Oliver Cromwell and the First World War

Following last week’s look at our latest Speed-dating our Library Treasures event, Josh Flint from the Local and Family History department explains his fascination with Captain P.A. Charrier’s early 20th-century book on Oliver Cromwell…

The Campaigns of Oliver Cromwell during the English Civil War: 1642- 1649, was written by Captain P. A. Charrier in 1906. Charrier, a veteran of the Second Boer War 1899 – 1902, was a Captain of the Royal Munster Fusiliers Regiment of the British Army. Charrier’s objective for this book is to place Oliver Cromwell’s military achievements on the same level as other great conflicts. To do this, Charrier analyses three battles from the English Civil War, intentionally including two decisive Parliamentarian and Cromwell victories, Marston Moor and Naseby.

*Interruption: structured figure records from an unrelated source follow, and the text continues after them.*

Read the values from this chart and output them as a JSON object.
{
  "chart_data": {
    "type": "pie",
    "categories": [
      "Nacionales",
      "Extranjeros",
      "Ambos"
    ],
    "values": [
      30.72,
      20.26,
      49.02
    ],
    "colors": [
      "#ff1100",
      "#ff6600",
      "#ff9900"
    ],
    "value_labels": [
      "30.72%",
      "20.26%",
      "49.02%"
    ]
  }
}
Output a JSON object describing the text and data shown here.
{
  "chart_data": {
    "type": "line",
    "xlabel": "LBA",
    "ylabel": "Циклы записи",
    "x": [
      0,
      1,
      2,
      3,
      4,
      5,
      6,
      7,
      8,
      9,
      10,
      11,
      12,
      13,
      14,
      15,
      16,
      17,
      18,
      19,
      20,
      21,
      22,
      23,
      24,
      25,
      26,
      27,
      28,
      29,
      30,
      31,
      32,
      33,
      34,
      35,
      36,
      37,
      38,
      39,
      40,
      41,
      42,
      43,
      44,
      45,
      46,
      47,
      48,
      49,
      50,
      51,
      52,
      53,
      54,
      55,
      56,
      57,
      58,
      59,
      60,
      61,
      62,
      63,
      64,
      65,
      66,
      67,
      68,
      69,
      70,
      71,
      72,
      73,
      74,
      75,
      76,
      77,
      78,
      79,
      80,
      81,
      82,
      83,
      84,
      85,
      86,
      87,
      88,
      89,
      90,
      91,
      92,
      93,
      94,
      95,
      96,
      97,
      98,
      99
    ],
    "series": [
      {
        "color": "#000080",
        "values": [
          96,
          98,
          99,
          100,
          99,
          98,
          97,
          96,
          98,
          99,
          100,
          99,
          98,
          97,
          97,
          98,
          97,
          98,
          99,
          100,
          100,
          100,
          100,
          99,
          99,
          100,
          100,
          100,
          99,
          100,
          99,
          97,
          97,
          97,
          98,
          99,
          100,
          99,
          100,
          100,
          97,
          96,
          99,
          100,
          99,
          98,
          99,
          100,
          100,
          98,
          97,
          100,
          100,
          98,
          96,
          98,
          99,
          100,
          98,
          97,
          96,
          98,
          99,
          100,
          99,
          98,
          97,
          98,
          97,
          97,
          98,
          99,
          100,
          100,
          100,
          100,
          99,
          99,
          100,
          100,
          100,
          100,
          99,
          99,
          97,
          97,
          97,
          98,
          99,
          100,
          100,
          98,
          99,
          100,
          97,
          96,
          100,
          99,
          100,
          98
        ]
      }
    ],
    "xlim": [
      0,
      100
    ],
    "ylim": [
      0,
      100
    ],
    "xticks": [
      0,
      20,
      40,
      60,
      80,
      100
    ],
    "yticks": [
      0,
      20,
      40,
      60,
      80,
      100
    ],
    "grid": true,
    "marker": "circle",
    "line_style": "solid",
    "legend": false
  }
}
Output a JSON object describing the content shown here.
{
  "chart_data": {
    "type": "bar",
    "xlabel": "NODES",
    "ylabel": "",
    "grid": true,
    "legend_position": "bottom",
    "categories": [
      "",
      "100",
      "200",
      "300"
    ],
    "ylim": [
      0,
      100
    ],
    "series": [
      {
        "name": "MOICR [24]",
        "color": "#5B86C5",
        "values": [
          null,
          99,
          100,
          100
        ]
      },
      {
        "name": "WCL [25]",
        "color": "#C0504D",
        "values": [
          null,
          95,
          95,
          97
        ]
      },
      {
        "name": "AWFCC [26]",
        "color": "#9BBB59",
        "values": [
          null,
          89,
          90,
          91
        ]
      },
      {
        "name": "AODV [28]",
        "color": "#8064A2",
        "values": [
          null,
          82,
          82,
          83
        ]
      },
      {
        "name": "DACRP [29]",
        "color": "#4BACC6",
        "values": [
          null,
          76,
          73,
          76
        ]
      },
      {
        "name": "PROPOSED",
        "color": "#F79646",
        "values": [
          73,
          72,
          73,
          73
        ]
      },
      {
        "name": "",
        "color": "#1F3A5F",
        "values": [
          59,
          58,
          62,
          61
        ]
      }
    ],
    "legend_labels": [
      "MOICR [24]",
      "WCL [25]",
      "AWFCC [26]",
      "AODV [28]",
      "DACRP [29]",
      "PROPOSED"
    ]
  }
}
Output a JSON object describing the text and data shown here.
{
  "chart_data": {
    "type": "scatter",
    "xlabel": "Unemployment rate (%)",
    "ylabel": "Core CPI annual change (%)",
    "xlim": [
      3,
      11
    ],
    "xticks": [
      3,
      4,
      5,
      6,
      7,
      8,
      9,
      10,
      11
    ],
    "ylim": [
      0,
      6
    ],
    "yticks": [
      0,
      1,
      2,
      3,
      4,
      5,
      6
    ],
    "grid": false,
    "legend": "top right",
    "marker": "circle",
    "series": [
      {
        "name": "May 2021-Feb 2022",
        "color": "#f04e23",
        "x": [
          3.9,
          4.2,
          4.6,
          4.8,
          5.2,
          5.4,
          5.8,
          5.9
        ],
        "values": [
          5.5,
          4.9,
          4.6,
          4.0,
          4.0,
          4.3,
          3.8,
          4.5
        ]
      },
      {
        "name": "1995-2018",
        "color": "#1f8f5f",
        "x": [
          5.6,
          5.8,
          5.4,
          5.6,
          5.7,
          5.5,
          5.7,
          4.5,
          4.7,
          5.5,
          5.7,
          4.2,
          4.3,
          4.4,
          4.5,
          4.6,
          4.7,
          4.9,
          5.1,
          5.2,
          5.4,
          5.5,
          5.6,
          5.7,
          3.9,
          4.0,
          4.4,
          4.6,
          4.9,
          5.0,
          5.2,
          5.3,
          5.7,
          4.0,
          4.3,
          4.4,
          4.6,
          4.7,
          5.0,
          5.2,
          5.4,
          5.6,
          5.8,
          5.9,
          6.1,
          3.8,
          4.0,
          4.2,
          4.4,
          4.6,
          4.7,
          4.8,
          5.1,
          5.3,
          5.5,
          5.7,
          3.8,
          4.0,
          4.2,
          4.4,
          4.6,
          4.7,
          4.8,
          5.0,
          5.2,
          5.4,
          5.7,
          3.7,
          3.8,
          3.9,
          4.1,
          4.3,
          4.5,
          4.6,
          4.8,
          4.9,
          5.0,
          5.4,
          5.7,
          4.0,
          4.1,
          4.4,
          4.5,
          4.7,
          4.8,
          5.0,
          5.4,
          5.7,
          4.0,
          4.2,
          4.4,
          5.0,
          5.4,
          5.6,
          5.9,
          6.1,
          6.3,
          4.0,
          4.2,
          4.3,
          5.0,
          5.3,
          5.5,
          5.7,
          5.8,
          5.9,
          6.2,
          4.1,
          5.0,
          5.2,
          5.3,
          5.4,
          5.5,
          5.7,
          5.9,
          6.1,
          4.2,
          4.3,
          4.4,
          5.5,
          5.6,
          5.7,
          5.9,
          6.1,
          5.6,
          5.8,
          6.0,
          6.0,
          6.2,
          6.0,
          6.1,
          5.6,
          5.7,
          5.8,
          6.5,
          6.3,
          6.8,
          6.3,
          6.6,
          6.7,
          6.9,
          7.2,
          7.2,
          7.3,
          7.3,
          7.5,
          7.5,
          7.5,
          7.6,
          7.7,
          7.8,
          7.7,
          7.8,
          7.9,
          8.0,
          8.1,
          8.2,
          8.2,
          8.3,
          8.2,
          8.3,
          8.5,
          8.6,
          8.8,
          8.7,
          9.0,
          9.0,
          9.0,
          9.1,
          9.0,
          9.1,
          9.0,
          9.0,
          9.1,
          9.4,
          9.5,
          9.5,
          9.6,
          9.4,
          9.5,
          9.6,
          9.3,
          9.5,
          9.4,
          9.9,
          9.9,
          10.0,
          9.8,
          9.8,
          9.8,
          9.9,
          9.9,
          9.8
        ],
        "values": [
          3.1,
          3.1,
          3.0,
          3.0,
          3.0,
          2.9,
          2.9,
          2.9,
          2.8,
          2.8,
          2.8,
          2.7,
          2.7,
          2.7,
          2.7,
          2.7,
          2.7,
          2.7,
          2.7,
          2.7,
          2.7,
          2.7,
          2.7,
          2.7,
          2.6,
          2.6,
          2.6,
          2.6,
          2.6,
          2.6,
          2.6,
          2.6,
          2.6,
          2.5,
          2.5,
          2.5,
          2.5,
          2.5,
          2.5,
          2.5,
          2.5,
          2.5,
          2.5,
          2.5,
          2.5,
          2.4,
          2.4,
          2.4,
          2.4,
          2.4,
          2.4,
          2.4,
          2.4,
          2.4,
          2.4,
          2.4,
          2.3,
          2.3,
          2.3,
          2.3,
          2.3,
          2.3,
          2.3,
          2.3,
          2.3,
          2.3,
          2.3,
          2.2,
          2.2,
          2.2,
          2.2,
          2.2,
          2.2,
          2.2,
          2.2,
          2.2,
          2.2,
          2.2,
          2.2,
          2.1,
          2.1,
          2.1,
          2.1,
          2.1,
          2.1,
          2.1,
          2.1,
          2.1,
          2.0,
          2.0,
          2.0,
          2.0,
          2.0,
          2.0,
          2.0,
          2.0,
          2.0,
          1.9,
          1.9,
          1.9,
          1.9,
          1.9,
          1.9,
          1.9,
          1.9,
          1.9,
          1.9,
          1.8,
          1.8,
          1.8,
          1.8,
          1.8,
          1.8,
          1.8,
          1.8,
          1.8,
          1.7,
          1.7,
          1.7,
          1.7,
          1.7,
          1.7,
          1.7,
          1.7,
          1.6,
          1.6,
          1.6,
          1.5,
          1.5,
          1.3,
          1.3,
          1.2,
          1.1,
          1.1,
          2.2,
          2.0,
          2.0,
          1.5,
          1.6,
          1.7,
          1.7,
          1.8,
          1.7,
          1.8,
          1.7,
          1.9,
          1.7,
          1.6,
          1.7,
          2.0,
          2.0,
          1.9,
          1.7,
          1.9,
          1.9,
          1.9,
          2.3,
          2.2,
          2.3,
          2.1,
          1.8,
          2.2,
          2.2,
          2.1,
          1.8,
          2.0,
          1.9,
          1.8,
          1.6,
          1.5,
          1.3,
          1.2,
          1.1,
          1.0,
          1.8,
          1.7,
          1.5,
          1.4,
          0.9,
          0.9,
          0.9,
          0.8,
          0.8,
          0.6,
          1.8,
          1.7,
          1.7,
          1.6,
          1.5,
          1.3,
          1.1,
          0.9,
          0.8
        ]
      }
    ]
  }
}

One of the most exciting and unexpected parts of Charrier’s work was his decision to hand draw battle plans to explain every aspect of the battles, including how the armies setup, the initial confrontations, a decisive manoeuvre and then the explanation of why one side was victorious. The accompanying book is designed to illustrate the battle plans by explaining the tactical genius of Oliver Cromwell; however, the book at all points returns the reader to the battle plans, as they are the key part of Charrier’s narrative. These battle plans are an unusual way of explaining very complicated tactical military decisions and movements in a clear and illustrative way.

Charrier’s personal style of writing leads him to often compare the British Army in 1906 to the Parliamentarian Army under Cromwell in the 1640’s. Charrier concludes that the British Army of 1906 was incapable of killing 5000 soldiers in three hours as happened at Marston Moor in 1644. Charrier attributes this to the lack of military personnel, misuse of weaponry and lack of will from the British soldiers in 1906. Charrier’s assertions are made heart-breaking by his own death at the Battle of Etreux at the beginning of the First World War in 1914, where Charrier and his entire regiment was routed by a German offensive. Charrier’s personal style of writing and his willingness to compare Cromwell’s campaigns to the pre-First World War British Army leads to a very interesting and unintentional intersection of the two timelines, leaving the tragic impression that even high ranking military commanders, such as Charrier, were unprepared for the devastation that the Total War of the First World War would cause.